Seeman, E. D., & O'Hara, M. (2006). Customer relationship management in higher education: Using information systems to improve the student-school relationship. Campus-Wide Information Systems, 23(1), 24-34.
What: Case study of the implementation of a CRM system in the North Carolina community college system
Why: The community college system (NCCCS) needed a better way to organize information than the information system they had at the time.
Summary: Seeman and O'Hara give a general overview of CRM, focusing on the benefits of such a system to a postsecondary educational institution, followed by a brief history of community colleges in the United States. They then get into the nuts-and-bolts of designing and implementing the system used by the NCCCS, and the challenges and benefits encountered thus far.

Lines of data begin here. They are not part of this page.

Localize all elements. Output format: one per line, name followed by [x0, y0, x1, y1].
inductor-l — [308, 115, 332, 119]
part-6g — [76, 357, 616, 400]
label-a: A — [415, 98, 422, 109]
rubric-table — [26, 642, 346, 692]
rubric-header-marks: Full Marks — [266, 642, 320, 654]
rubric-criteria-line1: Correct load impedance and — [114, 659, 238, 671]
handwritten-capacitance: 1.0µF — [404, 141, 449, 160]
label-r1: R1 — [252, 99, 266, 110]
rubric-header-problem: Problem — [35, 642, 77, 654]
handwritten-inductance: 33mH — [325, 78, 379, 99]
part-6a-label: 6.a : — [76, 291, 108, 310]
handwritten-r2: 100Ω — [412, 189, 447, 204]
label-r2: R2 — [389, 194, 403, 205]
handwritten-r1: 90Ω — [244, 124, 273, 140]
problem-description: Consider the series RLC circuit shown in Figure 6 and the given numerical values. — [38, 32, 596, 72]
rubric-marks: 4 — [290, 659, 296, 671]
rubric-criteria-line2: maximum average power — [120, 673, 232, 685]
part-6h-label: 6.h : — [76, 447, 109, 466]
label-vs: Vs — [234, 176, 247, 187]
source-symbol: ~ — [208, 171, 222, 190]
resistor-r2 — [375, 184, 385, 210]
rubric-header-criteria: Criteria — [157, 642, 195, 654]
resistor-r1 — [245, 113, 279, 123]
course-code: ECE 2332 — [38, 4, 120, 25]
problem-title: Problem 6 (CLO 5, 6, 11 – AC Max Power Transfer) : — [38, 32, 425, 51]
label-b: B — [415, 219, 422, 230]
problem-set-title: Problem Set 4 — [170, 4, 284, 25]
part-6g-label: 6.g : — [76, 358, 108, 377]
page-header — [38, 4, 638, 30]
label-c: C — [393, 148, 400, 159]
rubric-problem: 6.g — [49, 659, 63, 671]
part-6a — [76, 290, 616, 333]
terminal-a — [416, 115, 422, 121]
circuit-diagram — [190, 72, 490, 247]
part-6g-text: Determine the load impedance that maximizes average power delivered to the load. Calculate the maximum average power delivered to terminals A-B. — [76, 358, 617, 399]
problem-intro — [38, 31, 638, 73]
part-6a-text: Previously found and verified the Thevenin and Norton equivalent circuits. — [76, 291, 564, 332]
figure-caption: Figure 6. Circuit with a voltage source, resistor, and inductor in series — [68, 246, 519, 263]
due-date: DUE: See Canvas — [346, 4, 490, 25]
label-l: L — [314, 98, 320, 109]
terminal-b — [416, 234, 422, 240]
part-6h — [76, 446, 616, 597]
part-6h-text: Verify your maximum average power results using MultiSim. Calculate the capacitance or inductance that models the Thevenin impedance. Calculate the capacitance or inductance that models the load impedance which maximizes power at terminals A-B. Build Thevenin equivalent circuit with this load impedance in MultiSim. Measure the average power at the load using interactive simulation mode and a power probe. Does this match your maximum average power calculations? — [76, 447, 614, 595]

Conclusion: Despite the problems with the NCCCS's particular implementation, there have been positive results: student services staff in particular are excited about the benefits to students. The NCCCS's CRM is a student-centered service that not only allows increased efficiency and analytical capabilities for the administration, but also enables students to take ownership of their education by providing easy access to grades, course descriptions, scheduling, and graduation checklists.
Article Evaluation: While the article doesn't deal with academic libraries, it provides a useful explanation of the purpose of CRM, and allows readers to see a bigger picture of how CRM is useful to the college or university as a whole, of which the library is a part. One problem I had with the article is the author's frequent exhortation that "as colleges increasingly embrace distance
learning and e-business, CRM will become more pervasive." (ibid., 24, 32) While I don't disagree with the authors' position, they don't provide any clear justification in their article as to WHY distance learning will result in an increase in CRM use.